Boyhood

December 15, 2016

What is growing up? This is the question Boyhood meditates upon. Aging is at its most dramatic during youth, those first 18 years we consider, because of how precipitous the changes are. Passed that point, everything can seem to become a blur. And what is fascinating to always consider, is during this tumultuous time, it leaves a lasting effect on the course of a human destiny. If tampered with in any way, boyhood can become irreparably harmed.

Yet that, to some extent, is an excuse. There are multitudes who are raised in a non-idealistic manner yet who are able to become well-adjusted, healthy contributors and collaborators to their societies. No doubt what is provided in such a reality is the risk of destructive behaviors that arise as a result of not being conditioned to love life, or to just generally be happy. It is hard to change, let alone change someone, who finds it normal to be miserable then.

We never get an impression of sadness from the main boy in the film. This despite his mother’s dissatisfaction with her life, causing them to constantly be moving as she pursues her goals. These goals were at first to support her two children as a single mother, but they eventually become tenure and authorship as she ages too. So while the film’s emphasis is on the boy, it, in general, encapsulates the passage of time of his environmental and familial surroundings. The boy also had to endure his mother’s mistakes in men. Three times.

Yet for what purpose? What do over two and a half hours of one boyhood’s rather mediocre growth demonstrate? It does show this individual was able to be healthy while enduring unpleasantness which may be harsher than most gratefully face in their lives. But Boyhood doesn’t express anything fundamentally unique, let alone unique to the director Richard Linklater’s own film projects. It is more of the same of his style, set in more of the same setting of Texas. He does have a way of beautifying the most ordinary of conversations, yet this is solely a collage of such daily talk. It may try to resonate a twinge of nostalgia within the audience as they find similarities in their past life; then again it is quite hard to commiserate with having a drunkard stepfather while raised in Texas.

The novel attempt, which must be lauded at least for trying, in capturing a single actor’s own character growth was mostly disappointing. We at the very least would have liked to see the actor be able to fill in his aging role more seriously, as genuinely feeling the sands of time as he himself has experienced. And yet, such immanence requires a degree of hindsight, which would be impossible for him to possess. In that case, perhaps Mr. Linklater was trying to have the actor approach his character unadulterated with such hindsight; but then it leaves the character incredibly impervious to empathy, as we see him act so dispossessed with his life, without a degree of seriousness an older actor would take to the role. Yes, this is certainly due to the limitations of the actor himself, as it is a very limited pool of individuals who would take on this ambition of being filmed over a decade of their lives.

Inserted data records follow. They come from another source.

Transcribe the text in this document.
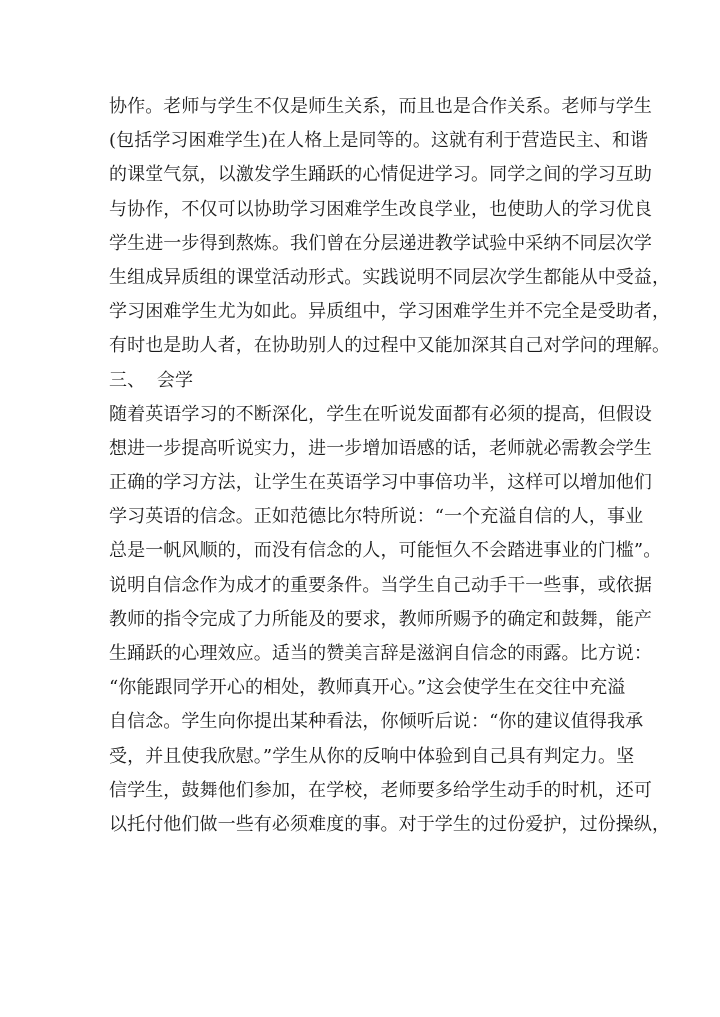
协作。老师与学生不仅是师生关系，而且也是合作关系。老师与学生
(包括学习困难学生)在人格上是同等的。这就有利于营造民主、和谐
的课堂气氛，以激发学生踊跃的心情促进学习。同学之间的学习互助
与协作，不仅可以协助学习困难学生改良学业，也使助人的学习优良
学生进一步得到熬炼。我们曾在分层递进教学试验中采纳不同层次学
生组成异质组的课堂活动形式。实践说明不同层次学生都能从中受益，
学习困难学生尤为如此。异质组中，学习困难学生并不完全是受助者，
有时也是助人者，在协助别人的过程中又能加深其自己对学问的理解。
三、  会学
随着英语学习的不断深化，学生在听说发面都有必须的提高，但假设
想进一步提高听说实力，进一步增加语感的话，老师就必需教会学生
正确的学习方法，让学生在英语学习中事倍功半，这样可以增加他们
学习英语的信念。正如范德比尔特所说：“一个充溢自信的人，事业
总是一帆风顺的，而没有信念的人，可能恒久不会踏进事业的门槛”。
说明自信念作为成才的重要条件。当学生自己动手干一些事，或依据
教师的指令完成了力所能及的要求，教师所赐予的确定和鼓舞，能产
生踊跃的心理效应。适当的赞美言辞是滋润自信念的雨露。比方说：
“你能跟同学开心的相处，教师真开心。”这会使学生在交往中充溢
自信念。学生向你提出某种看法，你倾听后说：“你的建议值得我承
受，并且使我欣慰。”学生从你的反响中体验到自己具有判定力。坚
信学生，鼓舞他们参加，在学校，老师要多给学生动手的时机，还可
以托付他们做一些有必须难度的事。对于学生的过份爱护，过份操纵，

But in general, Mr. Linklater discovers several artistic truths through his effort. It is more vital for a dramatic art to have drama than to have a material veracity of what is being depicted, as a better actor with a strict meditation on the meaning of aging would have offered more embellishment of the work’s thesis. It is also, therefore, unnecessary to a human subject to be materially orthodox in creating a symbolic representation of reality. The mind and its imagination is incredibly forgiving and tolerant of artistic liberties to creating a resemblance to reality, and would rather prefer a sweet sentence to proper grammar.